A recent state comptroller audit found unqualified staffers, including:

  • An aide paid $60,000 for a 10-month job who lacked a required college degree.
  • A coach who lacked a coaching license.
  • And a school board assistant paid $95,000 a year with no known duties.

Stroughn said administrators were often hired out of nowhere.

“They would tell us these are the three candidates, and then somebody else would be appointed for the job who wasn’t in the pool,” he said.

“There are teachers in the classroom who make grammatical mistakes on the blackboard all the time,” said the teacher.

The audit also found the board appointed administrators with no documented plan, reason or clear benefit to the district, Gusoff reported. And closed the public out of more than half of its school board meetings.

The school board president, at the helm for only a year, said he’s aware of rumors but has no first hand knowledge of pervasive cronyism. He declined an on-camera interview but told Gusoff current board members have a “moral compass and are doing their best to ensure this is no longer happening on their watch.”

These challenges are complicated by a huge influx of immigrant children in recent years.

Critics are hoping two newly appointed school board members will bring change.

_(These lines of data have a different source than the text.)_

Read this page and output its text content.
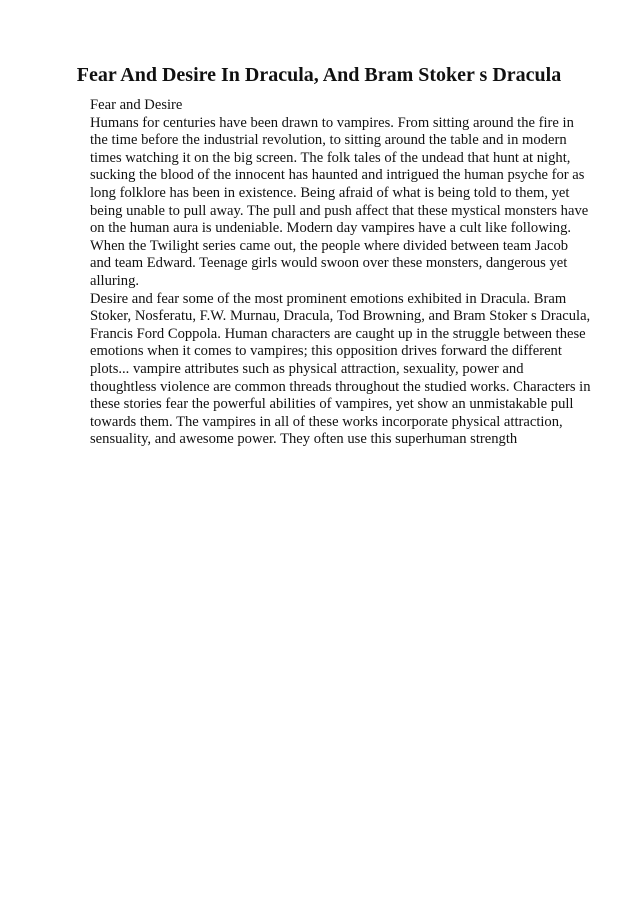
Fear And Desire In Dracula, And Bram Stoker s Dracula
Fear and Desire
Humans for centuries have been drawn to vampires. From sitting around the fire in
the time before the industrial revolution, to sitting around the table and in modern
times watching it on the big screen. The folk tales of the undead that hunt at night,
sucking the blood of the innocent has haunted and intrigued the human psyche for as
long folklore has been in existence. Being afraid of what is being told to them, yet
being unable to pull away. The pull and push affect that these mystical monsters have
on the human aura is undeniable. Modern day vampires have a cult like following.
When the Twilight series came out, the people where divided between team Jacob
and team Edward. Teenage girls would swoon over these monsters, dangerous yet
alluring.
Desire and fear some of the most prominent emotions exhibited in Dracula. Bram
Stoker, Nosferatu, F.W. Murnau, Dracula, Tod Browning, and Bram Stoker s Dracula,
Francis Ford Coppola. Human characters are caught up in the struggle between these
emotions when it comes to vampires; this opposition drives forward the different
plots... vampire attributes such as physical attraction, sexuality, power and
thoughtless violence are common threads throughout the studied works. Characters in
these stories fear the powerful abilities of vampires, yet show an unmistakable pull
towards them. The vampires in all of these works incorporate physical attraction,
sensuality, and awesome power. They often use this superhuman strength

“There is something that is endemically wrong in the Hempstead culture, and the culture needs to be change, a paradigm shift needs to take place,” said Civil Rights Attorney Fred Brewington.

One parent had another name for the status quo: “Corruption. I believe that’s the heart. It’s been going on for 30 years,” said Dennis Jones.

“We need to help our children. They are not going to succeed and that’s the reason we have a low graduation rate at Hempstead High School. They give up,” said the teacher.

The key to change, according to Tilles, is the acceptance of help when it’s offered. Which has not yet been the case in Hempstead, he said.

A community action group has asked the Nassau district attorney to investigate allegations of corruption in the school district.

The DA told CBS2 the investigation is ongoing.